Book Club: Joanne Chang's Flour Recipes
Joanne Chang graduated from Harvard as an Applied Math and Economics major, began a career at a high-powered management consulting firm, and somehow landed in the kitchen. Now the owner of Flour Bakery + Cafe, which has outposts in Fort Point, the South End, and Cambridge, the co-owner of upscale eatery Myers+Chang, and the victor of a Throwdown with Bobby Flay challenge, Joanne will publish her first cookbook, Flour: Spectacular Recipes from Boston’s Flour Bakery + Cafe, in mid-October. In anticipation of the drool-inducing release, Chowder reached out to Joanne to discuss the book, the nitty-gritty of owning a restaurant, the Boston’s food scene, and, of course, ice cream.
What was the inspiration behind the Flour cookbook?
Books have inspired me my whole career — in fact, since I didn’t go to cooking school I feel like I got a lot of my own training and learning through cookbooks. I wanted to write a book that shared how gratifying and fun and delicious and doable baking really is. So many people shy away from baking and they really shouldn’t. It’s the most fun you can have in the kitchen!
How long did it take to compile the recipes? What is involved logistically in writing a cookbook?
The writing process took about a year. For me logistically, that meant breaking down the book into chapters (cakes, breakfast pastries, breads, etc) and then tackling each chapter one by one. I would write and test a group of recipes a few times a week and then re-write and edit these with my co-author Christie Matheson until we were happy with them…and then we would move onto a new set of recipes.
Flour seems to be more your own project, while you run Myers + Chang with your husband. Does this affect how you run each business? What are the differences between running a bakery and running a restaurant?
Christopher is hugely influential to me in running Flour even though he’s not there on a daily basis. But he’s so great with hospitality and customers and visual things and he and I talk constantly about Flour at home and how to make us better. At M+C we are much more collaborative on a day-to-day management level. He’s still focused on front stuff while I focus on kitchen but it’s a terrific partnership because we each obviously want what’s best for both kitchen and front.

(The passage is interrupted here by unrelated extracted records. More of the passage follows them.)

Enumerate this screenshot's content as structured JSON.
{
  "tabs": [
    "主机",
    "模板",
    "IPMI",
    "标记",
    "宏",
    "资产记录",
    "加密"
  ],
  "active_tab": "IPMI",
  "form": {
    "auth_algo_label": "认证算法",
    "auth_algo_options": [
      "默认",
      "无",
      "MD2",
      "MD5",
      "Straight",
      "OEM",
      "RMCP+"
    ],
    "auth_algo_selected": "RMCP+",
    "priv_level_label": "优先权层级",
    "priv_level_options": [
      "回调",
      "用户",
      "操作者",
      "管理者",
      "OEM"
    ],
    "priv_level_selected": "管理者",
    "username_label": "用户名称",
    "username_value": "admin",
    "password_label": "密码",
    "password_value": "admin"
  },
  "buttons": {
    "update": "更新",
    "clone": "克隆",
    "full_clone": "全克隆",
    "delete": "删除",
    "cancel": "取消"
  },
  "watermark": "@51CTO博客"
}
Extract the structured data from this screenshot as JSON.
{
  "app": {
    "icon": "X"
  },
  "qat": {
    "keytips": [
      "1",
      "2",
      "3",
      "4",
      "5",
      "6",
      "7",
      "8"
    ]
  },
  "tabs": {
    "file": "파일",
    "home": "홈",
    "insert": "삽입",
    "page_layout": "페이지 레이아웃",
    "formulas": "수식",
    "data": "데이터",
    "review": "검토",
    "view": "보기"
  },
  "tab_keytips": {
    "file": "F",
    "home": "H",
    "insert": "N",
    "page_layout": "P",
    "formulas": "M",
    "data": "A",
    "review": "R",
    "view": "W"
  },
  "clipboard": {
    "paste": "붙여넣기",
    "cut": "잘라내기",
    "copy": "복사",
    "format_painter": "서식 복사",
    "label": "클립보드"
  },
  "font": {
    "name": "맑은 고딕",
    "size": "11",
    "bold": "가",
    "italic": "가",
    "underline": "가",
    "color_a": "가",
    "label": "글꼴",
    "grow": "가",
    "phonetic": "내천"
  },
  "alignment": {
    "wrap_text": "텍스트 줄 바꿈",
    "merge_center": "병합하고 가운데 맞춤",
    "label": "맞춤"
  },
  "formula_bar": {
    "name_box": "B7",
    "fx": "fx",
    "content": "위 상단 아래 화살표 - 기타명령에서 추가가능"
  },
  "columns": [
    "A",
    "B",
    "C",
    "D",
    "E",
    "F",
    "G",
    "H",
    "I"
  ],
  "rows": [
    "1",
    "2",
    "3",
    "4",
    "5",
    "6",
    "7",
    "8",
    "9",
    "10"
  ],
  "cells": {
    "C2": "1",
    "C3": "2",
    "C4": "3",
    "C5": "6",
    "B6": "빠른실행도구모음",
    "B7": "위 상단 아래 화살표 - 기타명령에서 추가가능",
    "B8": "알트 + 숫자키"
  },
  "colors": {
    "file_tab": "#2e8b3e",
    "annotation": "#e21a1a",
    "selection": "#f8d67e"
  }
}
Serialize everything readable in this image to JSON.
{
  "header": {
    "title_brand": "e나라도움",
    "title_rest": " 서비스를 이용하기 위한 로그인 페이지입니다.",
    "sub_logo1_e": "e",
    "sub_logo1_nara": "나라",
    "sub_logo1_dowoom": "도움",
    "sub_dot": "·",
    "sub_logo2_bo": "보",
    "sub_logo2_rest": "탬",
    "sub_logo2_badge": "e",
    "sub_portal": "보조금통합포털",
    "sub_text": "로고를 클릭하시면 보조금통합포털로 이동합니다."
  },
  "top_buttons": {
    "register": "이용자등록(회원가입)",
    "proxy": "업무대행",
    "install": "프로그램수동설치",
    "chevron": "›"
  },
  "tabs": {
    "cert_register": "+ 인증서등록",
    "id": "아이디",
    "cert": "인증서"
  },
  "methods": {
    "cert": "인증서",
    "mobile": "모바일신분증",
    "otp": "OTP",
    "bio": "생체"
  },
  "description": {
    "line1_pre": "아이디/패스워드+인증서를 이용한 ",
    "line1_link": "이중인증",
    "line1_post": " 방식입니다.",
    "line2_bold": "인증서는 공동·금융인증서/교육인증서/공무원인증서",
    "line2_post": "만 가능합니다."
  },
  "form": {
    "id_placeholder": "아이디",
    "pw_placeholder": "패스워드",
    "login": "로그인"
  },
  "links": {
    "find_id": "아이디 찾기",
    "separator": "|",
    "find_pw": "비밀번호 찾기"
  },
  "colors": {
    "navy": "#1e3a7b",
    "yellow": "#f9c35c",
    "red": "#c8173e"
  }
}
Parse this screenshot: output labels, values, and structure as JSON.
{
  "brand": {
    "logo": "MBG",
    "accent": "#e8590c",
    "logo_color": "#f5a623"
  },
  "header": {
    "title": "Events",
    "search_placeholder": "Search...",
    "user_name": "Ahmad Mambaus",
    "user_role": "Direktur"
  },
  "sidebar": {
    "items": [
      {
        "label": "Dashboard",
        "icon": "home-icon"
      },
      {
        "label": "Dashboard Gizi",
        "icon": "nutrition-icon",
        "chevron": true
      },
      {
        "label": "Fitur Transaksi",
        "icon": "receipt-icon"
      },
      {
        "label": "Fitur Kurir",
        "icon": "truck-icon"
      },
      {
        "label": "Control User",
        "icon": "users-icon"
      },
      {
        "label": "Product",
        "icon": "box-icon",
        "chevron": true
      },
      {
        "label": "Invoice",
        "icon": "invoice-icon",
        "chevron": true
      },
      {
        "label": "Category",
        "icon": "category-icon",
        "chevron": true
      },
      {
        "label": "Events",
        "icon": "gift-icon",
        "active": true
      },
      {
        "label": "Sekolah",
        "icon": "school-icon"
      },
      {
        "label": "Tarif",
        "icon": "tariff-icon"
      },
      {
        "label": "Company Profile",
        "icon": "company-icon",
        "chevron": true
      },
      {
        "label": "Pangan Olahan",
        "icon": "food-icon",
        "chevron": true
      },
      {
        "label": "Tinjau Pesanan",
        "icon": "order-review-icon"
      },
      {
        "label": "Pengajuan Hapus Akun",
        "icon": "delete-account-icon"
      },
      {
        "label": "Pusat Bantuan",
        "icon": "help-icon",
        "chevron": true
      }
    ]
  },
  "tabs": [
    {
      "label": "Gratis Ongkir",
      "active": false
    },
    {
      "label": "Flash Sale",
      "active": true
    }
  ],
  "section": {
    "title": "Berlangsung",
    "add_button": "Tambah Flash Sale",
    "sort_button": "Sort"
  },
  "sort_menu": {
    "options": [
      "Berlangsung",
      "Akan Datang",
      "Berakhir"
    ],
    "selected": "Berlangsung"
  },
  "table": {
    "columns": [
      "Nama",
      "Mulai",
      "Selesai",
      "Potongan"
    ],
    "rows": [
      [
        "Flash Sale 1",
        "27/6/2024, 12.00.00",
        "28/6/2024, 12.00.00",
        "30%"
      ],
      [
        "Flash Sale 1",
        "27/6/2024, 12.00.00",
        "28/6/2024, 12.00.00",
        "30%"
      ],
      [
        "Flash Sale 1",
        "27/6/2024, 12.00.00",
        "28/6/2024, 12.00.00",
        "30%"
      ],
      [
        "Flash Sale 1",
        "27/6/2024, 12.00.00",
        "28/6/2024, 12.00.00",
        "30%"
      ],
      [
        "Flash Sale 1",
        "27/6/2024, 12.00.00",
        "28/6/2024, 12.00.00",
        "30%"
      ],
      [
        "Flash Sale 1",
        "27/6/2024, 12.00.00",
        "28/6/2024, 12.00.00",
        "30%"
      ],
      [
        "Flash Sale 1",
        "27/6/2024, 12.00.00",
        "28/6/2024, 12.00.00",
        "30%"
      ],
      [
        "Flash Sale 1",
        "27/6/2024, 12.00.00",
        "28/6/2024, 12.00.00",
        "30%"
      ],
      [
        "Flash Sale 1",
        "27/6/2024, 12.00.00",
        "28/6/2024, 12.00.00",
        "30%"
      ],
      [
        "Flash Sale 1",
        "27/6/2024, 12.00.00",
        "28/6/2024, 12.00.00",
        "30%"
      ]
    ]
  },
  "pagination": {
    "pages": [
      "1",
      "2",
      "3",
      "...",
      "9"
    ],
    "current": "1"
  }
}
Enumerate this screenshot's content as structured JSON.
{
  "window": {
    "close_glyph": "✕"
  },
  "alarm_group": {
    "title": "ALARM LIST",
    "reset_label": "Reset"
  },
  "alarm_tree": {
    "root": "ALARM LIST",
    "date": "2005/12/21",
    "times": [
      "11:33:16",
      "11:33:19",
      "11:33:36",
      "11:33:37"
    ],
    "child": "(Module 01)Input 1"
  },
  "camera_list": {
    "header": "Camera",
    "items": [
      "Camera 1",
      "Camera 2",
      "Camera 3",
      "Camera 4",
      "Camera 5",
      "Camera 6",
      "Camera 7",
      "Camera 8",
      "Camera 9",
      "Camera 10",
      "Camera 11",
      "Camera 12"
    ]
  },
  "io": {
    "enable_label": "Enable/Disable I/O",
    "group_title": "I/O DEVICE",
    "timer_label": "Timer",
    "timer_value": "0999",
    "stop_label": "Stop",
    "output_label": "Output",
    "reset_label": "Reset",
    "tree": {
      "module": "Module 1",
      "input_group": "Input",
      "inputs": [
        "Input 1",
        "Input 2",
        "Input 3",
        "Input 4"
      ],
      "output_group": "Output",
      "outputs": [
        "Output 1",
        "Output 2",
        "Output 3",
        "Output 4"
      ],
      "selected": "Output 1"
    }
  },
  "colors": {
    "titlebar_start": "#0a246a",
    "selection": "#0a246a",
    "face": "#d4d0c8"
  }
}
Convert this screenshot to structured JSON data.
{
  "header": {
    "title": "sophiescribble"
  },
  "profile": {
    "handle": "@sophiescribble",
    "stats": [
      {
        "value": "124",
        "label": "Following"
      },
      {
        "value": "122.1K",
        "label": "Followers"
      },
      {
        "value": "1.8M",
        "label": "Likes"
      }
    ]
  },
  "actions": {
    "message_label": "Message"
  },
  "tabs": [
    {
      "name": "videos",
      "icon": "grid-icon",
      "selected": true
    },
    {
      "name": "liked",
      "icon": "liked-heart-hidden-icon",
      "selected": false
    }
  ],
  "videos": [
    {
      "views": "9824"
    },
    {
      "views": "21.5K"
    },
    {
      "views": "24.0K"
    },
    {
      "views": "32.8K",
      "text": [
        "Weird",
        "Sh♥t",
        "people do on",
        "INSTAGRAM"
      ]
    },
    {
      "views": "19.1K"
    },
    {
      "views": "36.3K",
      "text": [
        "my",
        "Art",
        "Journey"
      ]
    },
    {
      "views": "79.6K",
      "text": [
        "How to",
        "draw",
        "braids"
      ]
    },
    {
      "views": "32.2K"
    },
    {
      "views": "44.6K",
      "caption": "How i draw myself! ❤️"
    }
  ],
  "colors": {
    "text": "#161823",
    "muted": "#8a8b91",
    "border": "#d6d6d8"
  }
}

A bakery is more about many small transactions, each of which is quick and relatively simple. You have a short chance to make a good impression on a customer and if you do your job well that person comes back hopefully again and again. We spend a lot of time at Flour looking at how we can be more streamlined, how we can improve each pastry/sandwich/pizza, how we can make the customers’ experience smoother. A restaurant focuses more on a full experience — we spend a lot of time at M+C talking about the sense of hospitality we want our customers to feel and about how when they enter the restaurant we want to take care of them and make sure they have a good time. We are just as picky about the food — and since it’s all being cooked to order it’s a constant challenge to keep it consistent. I love aspects of both, to be honest. It all really depends on the team that you have and I have such a fantastic team at each Flour and at M+C that it makes running each a pleasure. A challenging pleasure to be sure but a pleasure.
What is your favorite recipe from the cookbook?
That’s so hard to say. I love the fig newtons. They are so good. I also love the coffee ice cream with cocoa nib brittle. I tested this many more times that I needed too because I loved it so much. I love the fruit focaccia recipe too — it makes the most amazing breakfast toasted w a little butter. I can’t name just one favorite!!
Favorite summer meal?
Does ice cream count? Can it?
Best meal you’ve ever had in Boston?
That’s really hard too! I recently was invited to have dinner with a bunch of chefs at Market — Jean Georges was cooking and the meal was truly amazing. I’ve had incredible omakase at Oiishi across the street from Myers+Chang. Love Ting.
Do you have any “guilty pleasure” foods?
Ice cream! Totally.
What do you like most about the Boston food scene? Can you foresee any developments in the near future?
I love how close-knit and friendly the chefs are in Boston. I’m good friends with many chefs and love seeing them at events and going out to eat at their restaurants.
Do you have any advice for aspiring bakers?
Put your head down, stay focused, learn as much as you can everywhere you go. Understand that if you really want to become a pastry chef you’ll have to start at the bottom — but even more importantly you should WANT to start at the bottom — so that you’ll gain a thorough foundation. So many aspiring bakers want to become a pastry chef immediately and create innovative desserts on their own from the get-go. If you don’t have a strong basic education in pastry techniques and a strong foundation in understanding why you are doing what you are doing you are cheating yourself. I spent a whole year learning how to peel apples (among other things) and I wouldn’t trade that year for anything.